In other words, the main purpose of establishing minimum export prices is to combat the concealment of export proceeds (revenues) by exporting companies. The starting point is that exporters try to hide export income by declaring low prices for products, so there is a need to establish minimum export prices.

However, from the point of view of revenue increase from exports and better exchange control, such a measure is ineffective. It is not difficult for large companies to bypass minimum prices using modern financial instruments, but the tax base may decrease as a result and hurt the national budget.

Moreover, since such measures primarily hit small exporters, whose opportunities for selling products are narrowed, they may resort to so-called “curve” schemes when exporting goods when real supply prices are lower than the established minimum prices. For example, when concluding an export contract for the supply of goods at established minimum prices, they can enter into another “parallel” contract to return an amount that exceeds the actual delivery amount, or “build” another chain of return of these amounts from the importer. In turn, this will lead to an increase in the exporter’s costs, which automatically means an increase in the cost of exported products and these additional costs will be taken from the pockets of Uzbek farmers.

The paradox is that the decision designed to reduce the share of the shadow economy in these industries, coupled with an inflexible mechanism for its implementation, may push exporters to use so-called “curve” schemes, thereby contributing to an increase in the share of the shadow economy, EastFruit experts note.

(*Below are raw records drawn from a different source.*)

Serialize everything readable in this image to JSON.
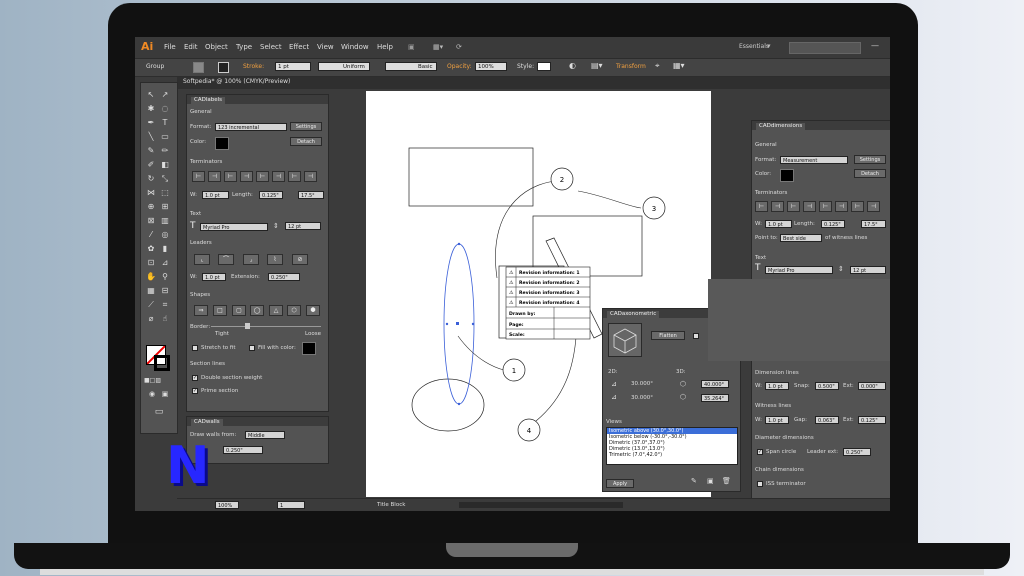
{
  "app": {
    "logo": "Ai",
    "menu": [
      "File",
      "Edit",
      "Object",
      "Type",
      "Select",
      "Effect",
      "View",
      "Window",
      "Help"
    ],
    "workspace": "Essentials",
    "window_buttons": [
      "—",
      "◻",
      "✕"
    ]
  },
  "controlbar": {
    "group": "Group",
    "stroke_label": "Stroke:",
    "stroke_weight": "1 pt",
    "uniform": "Uniform",
    "basic": "Basic",
    "opacity_label": "Opacity:",
    "opacity_value": "100%",
    "style_label": "Style:",
    "transform": "Transform"
  },
  "document": {
    "tab_title": "Softpedia* @ 100% (CMYK/Preview)",
    "zoom": "100%",
    "page": "1",
    "status": "Title Block"
  },
  "cadlabels": {
    "title": "CADlabels",
    "general": "General",
    "format_label": "Format:",
    "format_value": "123 incremental",
    "settings": "Settings",
    "color_label": "Color:",
    "detach": "Detach",
    "terminators": "Terminators",
    "w_label": "W:",
    "w_value": "1.0 pt",
    "length_label": "Length:",
    "length_value": "0.125\"",
    "angle_value": "17.5°",
    "text": "Text",
    "font": "Myriad Pro",
    "size": "12 pt",
    "leaders": "Leaders",
    "w2_value": "1.0 pt",
    "extension_label": "Extension:",
    "extension_value": "0.250\"",
    "shapes": "Shapes",
    "border": "Border:",
    "tight": "Tight",
    "loose": "Loose",
    "stretch": "Stretch to fit",
    "fill_with_color": "Fill with color:",
    "section_lines": "Section lines",
    "double_weight": "Double section weight",
    "prime_section": "Prime section"
  },
  "cadwalls": {
    "title": "CADwalls",
    "draw_walls_from": "Draw walls from:",
    "draw_value": "Middle",
    "thickness": "0.250\""
  },
  "cadaxonometric": {
    "title": "CADaxonometric",
    "flatten": "Flatten",
    "label_2d": "2D:",
    "label_3d": "3D:",
    "val_2d_a": "30.000°",
    "val_2d_b": "30.000°",
    "val_3d_a": "40.000°",
    "val_3d_b": "35.264°",
    "views": "Views",
    "view_list": [
      "Isometric above (30.0°,30.0°)",
      "Isometric below (-30.0°,-30.0°)",
      "Dimetric (37.0°,37.0°)",
      "Dimetric (13.0°,13.0°)",
      "Trimetric (7.0°,42.0°)"
    ],
    "apply": "Apply"
  },
  "caddimensions": {
    "title": "CADdimensions",
    "general": "General",
    "format_label": "Format:",
    "format_value": "Measurement",
    "settings": "Settings",
    "color_label": "Color:",
    "detach": "Detach",
    "terminators": "Terminators",
    "w_label": "W:",
    "w_value": "1.0 pt",
    "length_label": "Length:",
    "length_value": "0.125\"",
    "angle_value": "17.5°",
    "point_to": "Point to:",
    "point_value": "Best side",
    "of_witness": "of witness lines",
    "text": "Text",
    "font": "Myriad Pro",
    "size": "12 pt",
    "dimension_lines": "Dimension lines",
    "dim_w": "1.0 pt",
    "snap_label": "Snap:",
    "snap_value": "0.500\"",
    "ext_label": "Ext:",
    "ext_value": "0.000\"",
    "witness_lines": "Witness lines",
    "wit_w": "1.0 pt",
    "gap_label": "Gap:",
    "gap_value": "0.063\"",
    "wit_ext": "0.125\"",
    "diameter_dims": "Diameter dimensions",
    "span_circle": "Span circle",
    "leader_ext_label": "Leader ext:",
    "leader_ext_value": "0.250\"",
    "chain_dims": "Chain dimensions",
    "iss_terminator": "ISS terminator"
  },
  "drawing": {
    "balloons": [
      "1",
      "2",
      "3",
      "4"
    ],
    "table_rows": [
      "Revision information: 1",
      "Revision information: 2",
      "Revision information: 3",
      "Revision information: 4",
      "Drawn by:",
      "Page:",
      "Scale:"
    ]
  },
  "watermark": "N"
}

“The government’s desire to achieve transparency in the export process and the associated settlements is quite understandable. However, it is also necessary to understand the current realities of the markets to which Uzbek fruit and vegetable products are mainly exported. These realities are such that about 60% of vegetables and fruits exported from Uzbekistan are sold in the wholesale markets of importing countries. In these same markets, Uzbek products compete with goods from Turkey, Iran, Azerbaijan, and other countries where there is no regulation of minimum export prices for fruits and vegetables. An attempt to establish minimum export prices for Uzbek products leads to worsening conditions for exporters and thereby leads to a decrease in the competitiveness of Uzbek products in the main markets. In my opinion, the question needs to be posed differently: what is more important – to achieve export transparency by regulating export prices, which leads to a decrease in the competitiveness of Uzbek products in foreign markets, or to export more without setting minimum prices, which in turn helps to increase the production of fruits and vegetables? This does not mean that there is no need to take measures to increase the transparency of exports and ensure control over the timely and fullest amount of foreign currency receipts from abroad. Probably, these measures should exist, but not by regulating export prices,” concluded Nodirbek Musaev.

Similar stories can be heard from all companies that are actively involved in the export of fruits and vegetables from Uzbekistan. It turns out that minimum prices had the exact opposite effect to the declared one – they led to revenue losses in all segments of the fruit and vegetable business, creating all the conditions for a sustainable decline in export revenues from exports of vegetables and fruits.